Le Soleil pâlissait, se mourait, mais Estwald avait découvert le moyen de se procurer de l’énergie qui venait de très, très loin, de bien au-delà du Soleil, de bien au-delà des sept étoiles qui scintillaient dans le noir ciel nocturne. Odeen avait expliqué un jour à Dua que ces sept étoiles étaient en réalité sept soleils très, très lointains et qu’il existait nombre d’étoiles plus lointaines encore que l’on ne pouvait même pas apercevoir. Sur quoi Tritt qui assistait à leur conversation demanda à quoi pouvaient bien servir des étoiles qu’on ne voyait même pas et ajouta qu’il n’en croyait pas un mot. « Voyons, Tritt », lui répondit Odeen avec indulgence, et Dua qui s’apprêtait à faire le même genre de réflexion jugea plus sage de se taire.
Il semblait que dorénavant on ne manquerait plus d’énergie ; qu’on disposerait d’une abondante nourriture lorsque Estwald et ses collaborateurs seraient parvenus à donner à cette nouvelle énergie une saveur agréable.
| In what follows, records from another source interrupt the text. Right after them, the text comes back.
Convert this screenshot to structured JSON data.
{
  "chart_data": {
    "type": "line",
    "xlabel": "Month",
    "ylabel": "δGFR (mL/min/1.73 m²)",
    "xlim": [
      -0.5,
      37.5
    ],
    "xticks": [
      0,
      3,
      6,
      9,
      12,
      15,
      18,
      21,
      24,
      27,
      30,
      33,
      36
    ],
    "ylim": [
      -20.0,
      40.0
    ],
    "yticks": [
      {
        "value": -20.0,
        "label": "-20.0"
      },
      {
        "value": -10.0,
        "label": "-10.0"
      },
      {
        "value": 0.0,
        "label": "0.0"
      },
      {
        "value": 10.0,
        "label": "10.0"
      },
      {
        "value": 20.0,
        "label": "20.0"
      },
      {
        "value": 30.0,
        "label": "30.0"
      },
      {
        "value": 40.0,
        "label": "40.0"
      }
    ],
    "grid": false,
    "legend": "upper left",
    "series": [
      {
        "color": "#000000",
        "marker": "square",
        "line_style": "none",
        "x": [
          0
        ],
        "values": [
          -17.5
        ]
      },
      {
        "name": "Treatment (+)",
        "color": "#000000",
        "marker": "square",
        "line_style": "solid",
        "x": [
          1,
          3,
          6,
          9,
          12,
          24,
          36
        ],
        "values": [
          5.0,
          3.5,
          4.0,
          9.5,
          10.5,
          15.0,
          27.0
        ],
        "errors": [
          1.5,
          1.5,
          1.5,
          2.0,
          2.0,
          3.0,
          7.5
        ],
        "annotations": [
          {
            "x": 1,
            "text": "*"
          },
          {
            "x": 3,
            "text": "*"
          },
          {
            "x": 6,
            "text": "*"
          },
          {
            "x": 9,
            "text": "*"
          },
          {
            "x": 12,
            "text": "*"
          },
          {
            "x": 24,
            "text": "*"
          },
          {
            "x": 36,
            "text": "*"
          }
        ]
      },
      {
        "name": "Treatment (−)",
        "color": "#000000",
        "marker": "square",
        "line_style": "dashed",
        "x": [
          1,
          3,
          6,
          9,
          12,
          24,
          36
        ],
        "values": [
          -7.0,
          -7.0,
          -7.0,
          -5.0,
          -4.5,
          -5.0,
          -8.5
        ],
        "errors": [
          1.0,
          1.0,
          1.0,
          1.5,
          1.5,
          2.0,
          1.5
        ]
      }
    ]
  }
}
Quelques jours plus tôt Dua avait demandé à Odeen :
— Tu te souviens de la fois, il y a déjà longtemps de cela, où tu m’as emmenée dans les cavernes des Solides et où j’ai cru sentir la présence d’un immense soleil ?
— Non, je n’en ai pas le souvenir, fit Odeen, surpris. Mais continue, Dua. Où veux-tu en venir ?
— J’y ai réfléchi. Ce grand Soleil serait-il la source de cette nouvelle énergie ?
— Bravo, Dua ! s’exclama Odeen, ravi. Ce n’est pas tout à fait cela, mais quelle remarquable déduction de la part d’une Émotionnelle !
Depuis ce temps Dua se déplaçait lentement, lentement, se laissant flotter au gré de ses rêveries. Sans tenir compte ni du temps ni de l’espace, elle se retrouva dans la caverne des Solides. Elle était justement en train de se demander si elle ne s’était pas trop attardée et si elle ne ferait pas mieux de retourner chez elle et d’affronter l’inévitable mécontentement de Tritt lorsque – comme si de l’évoquer l’avait fait surgir – elle sentit sa présence.
Cette sensation fut si forte qu’elle se demanda un instant s’il ne s’opérait pas entre eux une transmission de pensée. Mais non, il se trouvait bien en même temps qu’elle dans une des cavernes des Solides.
Que pouvait-il y faire ? Était-il à sa recherche ? Oserait-il lui chercher querelle dans cet endroit même ? Serait-il assez fou pour en appeler aux Solides ? Dua se dit qu’elle ne supporterait pas…
Et brusquement à la peur panique qu’elle éprouvait succéda l’étonnement. Tritt ne pensait nullement à elle. Il n’était même pas conscient de sa présence. Elle perçut en lui une froide détermination mêlée de crainte et d’appréhension devant ce qu’il allait accomplir.
Dua aurait pu continuer à le sonder pour découvrir en partie au moins ce qu’il avait fait et dans quel but, mais elle n’y pensa même pas. Puisque Tritt ignorait qu’elle se trouvait tout près de lui, elle n’aspirait qu’à une chose… qu’il continuât de l’ignorer.